The two heating units 12 are disposed at locations adjacent to the transfer unit 10 along the Y direction. Each heating unit 12 includes, for example, heating plates vertically arranged in four levels. The two cooling units 13 are disposed at locations adjacent to the second substrate transfer mechanism 14 in the Y direction. Each cooling unit 13 includes, for example, cooling plates vertically arranged in four levels. The two electroless plating units 11 are arranged in the Y direction along the cooling units 13 and the second substrate transfer mechanism 14 located adjacent to them.

The second substrate transfer mechanism 14 includes, for example, two transfer arms 14A vertically arranged in two levels. Each of the upper and lower transfer arms 14A is configured to be movable up and down and rotatable along a horizontal direction. With this configuration, the second substrate transfer mechanism 14 transfers the substrates W between the transfer unit 10, the electroless plating units 11, the heating units 12 and the cooling unit 13 by the transfer arms 14A.

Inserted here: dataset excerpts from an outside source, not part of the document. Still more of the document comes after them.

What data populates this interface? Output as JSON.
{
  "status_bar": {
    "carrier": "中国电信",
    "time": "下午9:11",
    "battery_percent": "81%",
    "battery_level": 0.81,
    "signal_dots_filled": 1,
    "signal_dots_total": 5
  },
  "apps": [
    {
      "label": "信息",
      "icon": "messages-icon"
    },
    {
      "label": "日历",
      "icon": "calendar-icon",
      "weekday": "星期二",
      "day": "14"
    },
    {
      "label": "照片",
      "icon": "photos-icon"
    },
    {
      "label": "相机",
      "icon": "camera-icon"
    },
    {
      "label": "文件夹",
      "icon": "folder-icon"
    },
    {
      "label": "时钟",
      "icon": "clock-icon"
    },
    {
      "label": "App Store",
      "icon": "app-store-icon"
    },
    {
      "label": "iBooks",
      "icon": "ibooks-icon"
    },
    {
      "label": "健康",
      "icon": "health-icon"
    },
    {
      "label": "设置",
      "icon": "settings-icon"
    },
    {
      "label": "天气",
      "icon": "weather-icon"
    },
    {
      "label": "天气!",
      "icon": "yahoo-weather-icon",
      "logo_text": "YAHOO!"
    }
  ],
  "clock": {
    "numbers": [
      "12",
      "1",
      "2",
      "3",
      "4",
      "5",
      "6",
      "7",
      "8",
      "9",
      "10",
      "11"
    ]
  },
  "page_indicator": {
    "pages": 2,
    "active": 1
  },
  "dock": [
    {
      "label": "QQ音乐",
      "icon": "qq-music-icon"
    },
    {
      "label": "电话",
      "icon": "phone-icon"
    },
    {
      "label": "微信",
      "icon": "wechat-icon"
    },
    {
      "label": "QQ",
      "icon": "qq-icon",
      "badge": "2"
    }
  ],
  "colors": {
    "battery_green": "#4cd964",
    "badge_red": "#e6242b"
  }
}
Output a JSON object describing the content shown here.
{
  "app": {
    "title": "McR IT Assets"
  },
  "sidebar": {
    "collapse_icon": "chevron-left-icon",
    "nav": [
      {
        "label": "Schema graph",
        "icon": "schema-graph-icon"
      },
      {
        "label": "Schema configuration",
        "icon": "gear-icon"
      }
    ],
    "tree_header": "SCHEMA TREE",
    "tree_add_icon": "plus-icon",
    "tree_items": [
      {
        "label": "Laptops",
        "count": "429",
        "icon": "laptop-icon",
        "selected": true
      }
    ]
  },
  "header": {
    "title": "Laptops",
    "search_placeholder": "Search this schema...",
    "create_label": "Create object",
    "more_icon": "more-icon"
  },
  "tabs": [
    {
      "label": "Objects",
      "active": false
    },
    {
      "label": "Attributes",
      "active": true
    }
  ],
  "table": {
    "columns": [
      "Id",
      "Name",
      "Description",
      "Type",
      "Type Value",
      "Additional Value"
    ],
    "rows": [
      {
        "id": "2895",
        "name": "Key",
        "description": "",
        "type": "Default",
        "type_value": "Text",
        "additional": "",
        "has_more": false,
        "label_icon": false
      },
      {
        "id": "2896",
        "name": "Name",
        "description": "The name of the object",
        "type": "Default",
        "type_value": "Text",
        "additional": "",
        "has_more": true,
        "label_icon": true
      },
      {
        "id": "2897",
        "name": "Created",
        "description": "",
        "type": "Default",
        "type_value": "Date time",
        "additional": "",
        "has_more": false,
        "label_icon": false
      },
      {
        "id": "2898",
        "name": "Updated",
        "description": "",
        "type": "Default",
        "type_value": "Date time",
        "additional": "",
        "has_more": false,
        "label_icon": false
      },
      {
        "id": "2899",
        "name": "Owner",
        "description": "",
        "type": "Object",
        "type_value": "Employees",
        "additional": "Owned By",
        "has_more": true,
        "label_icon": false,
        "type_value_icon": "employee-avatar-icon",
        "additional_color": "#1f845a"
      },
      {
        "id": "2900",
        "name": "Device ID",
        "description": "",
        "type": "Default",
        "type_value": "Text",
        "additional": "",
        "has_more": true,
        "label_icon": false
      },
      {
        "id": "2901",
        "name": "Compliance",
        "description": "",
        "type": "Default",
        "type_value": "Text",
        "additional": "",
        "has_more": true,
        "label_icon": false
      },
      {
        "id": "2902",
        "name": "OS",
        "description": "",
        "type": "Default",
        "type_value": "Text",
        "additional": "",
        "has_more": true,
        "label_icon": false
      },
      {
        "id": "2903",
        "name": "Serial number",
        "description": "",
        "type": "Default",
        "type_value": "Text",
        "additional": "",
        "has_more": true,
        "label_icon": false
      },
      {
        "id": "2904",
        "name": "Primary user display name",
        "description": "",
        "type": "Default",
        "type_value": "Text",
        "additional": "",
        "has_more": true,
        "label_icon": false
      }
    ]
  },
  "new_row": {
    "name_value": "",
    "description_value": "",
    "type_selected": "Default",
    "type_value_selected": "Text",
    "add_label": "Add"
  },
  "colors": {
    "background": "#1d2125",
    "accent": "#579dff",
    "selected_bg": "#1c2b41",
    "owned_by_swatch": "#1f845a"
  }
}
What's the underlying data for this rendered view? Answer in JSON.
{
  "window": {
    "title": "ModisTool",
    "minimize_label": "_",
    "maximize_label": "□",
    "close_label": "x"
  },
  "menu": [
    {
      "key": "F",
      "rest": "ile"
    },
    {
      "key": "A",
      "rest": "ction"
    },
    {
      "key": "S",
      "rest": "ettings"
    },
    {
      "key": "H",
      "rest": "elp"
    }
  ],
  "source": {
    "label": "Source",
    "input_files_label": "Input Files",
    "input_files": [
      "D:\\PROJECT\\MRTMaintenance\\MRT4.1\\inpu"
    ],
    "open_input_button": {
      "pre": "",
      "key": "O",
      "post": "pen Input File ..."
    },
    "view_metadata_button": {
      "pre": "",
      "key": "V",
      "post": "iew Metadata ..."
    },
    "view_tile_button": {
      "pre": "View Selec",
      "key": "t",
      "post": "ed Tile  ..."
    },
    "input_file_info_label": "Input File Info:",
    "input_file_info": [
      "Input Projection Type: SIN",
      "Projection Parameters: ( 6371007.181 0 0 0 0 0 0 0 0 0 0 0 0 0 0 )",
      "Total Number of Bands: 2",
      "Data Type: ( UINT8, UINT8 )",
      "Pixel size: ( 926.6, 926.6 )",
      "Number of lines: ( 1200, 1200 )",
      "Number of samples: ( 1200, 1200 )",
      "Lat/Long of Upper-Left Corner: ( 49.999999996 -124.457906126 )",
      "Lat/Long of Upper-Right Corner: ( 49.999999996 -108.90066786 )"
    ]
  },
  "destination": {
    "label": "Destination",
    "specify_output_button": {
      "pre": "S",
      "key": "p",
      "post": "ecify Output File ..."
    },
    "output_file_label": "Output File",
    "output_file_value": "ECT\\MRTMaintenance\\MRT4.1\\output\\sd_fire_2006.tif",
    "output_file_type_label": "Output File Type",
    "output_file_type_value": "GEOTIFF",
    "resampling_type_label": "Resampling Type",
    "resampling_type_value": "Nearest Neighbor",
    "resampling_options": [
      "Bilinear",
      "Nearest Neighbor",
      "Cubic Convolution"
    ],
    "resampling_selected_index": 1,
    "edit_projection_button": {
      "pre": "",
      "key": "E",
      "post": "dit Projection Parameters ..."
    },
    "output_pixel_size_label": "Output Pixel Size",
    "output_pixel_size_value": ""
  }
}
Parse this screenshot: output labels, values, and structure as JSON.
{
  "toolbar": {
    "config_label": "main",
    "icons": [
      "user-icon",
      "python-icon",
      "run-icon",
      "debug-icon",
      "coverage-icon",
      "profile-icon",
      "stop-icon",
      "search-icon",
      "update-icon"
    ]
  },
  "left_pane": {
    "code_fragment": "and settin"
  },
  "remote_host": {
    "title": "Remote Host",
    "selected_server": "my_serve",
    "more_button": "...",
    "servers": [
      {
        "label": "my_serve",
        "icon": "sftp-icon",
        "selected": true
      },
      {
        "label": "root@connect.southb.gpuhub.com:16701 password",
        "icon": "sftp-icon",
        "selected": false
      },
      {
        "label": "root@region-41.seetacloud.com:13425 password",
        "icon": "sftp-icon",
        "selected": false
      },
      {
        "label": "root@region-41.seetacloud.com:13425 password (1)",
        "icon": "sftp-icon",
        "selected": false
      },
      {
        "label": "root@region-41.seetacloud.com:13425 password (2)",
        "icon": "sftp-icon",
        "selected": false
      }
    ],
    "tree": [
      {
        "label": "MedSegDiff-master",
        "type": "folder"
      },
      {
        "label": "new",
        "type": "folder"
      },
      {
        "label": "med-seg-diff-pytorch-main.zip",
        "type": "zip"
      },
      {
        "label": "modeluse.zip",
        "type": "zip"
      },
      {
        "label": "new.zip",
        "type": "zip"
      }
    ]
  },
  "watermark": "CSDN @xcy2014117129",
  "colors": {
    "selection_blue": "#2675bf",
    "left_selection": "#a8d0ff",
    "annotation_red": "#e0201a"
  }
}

The conveyance unit 3 is a transfer mechanism located between the loading/unloading unit 1 and the processing unit 2 and serving to transfer the substrates W sheet by sheet. A first substrate transfer mechanism 9 for transferring the substrates W sheet by sheet is disposed in the conveyance unit 3. The substrate transfer mechanism 9 includes, for example, two transfer arms 9A vertically arranged in two levels and movable along a Y direction, and it performs a transfer of the substrates W between the loading/unloading unit 1 and the processing unit 2. Likewise, each transfer arm 9A is configured to be movable up and down and rotatable along a horizontal direction. With this configuration, the first substrate transfer mechanism 9 transfers the substrates W between the FOUPs F and the processing unit 2 by the transfer arms 9A.

The control unit 5 includes a process controller 51 having a microprocessor; a user interface 52 connected with the process controller 51; and a storage unit 53 for storing therein computer programs for regulating the operation of the semiconductor manufacturing apparatus in accordance with the present embodiment, and controls the processing unit 2, the conveyance unit 3, and so forth. The control unit 5 is on-line connected with a non-illustrated host computer and controls the semiconductor manufacturing apparatus based on instructions from the host computer. The user interface 52 is an interface including, for example, a key board, a display, and the like, and the storage unit 53 includes, for example, a CD-ROM, a hard disk, a nonvolatile memory or the like.

Now, the operation of the semiconductor manufacturing apparatus in accordance with the present embodiment will be explained. A substrate W to be processed is previously accommodated in a FOUP F. First, the first substrate transfer mechanism 9 takes the substrate W out of the FOUP F through the window 7A and transfers it to the transfer unit 10. Once the substrate W is transferred to the transfer unit 10, the second substrate transfer mechanism 14 transfers the substrate W from the transfer unit 10 to the hot plate of the heating unit 12 by using the transfer arm 14A.

The heating unit 12 heats (pre-bakes) the substrate W up to a preset temperature, to thereby eliminate organic materials attached on the surface of the substrate W. After the heating process, the second substrate transfer mechanism 14 delivers the substrate W from the heating unit 12 into the cooling unit 13. The cooling unit 13 cools the substrate W.

After the completion of the cooling process, the second substrate transfer mechanism 14 transfers the substrate W into the electroless plating unit 11 by using the transfer arm 14A. The electroless plating unit 11 performs an electroless plating process on a wiring formed on the surface of the substrate W or the like.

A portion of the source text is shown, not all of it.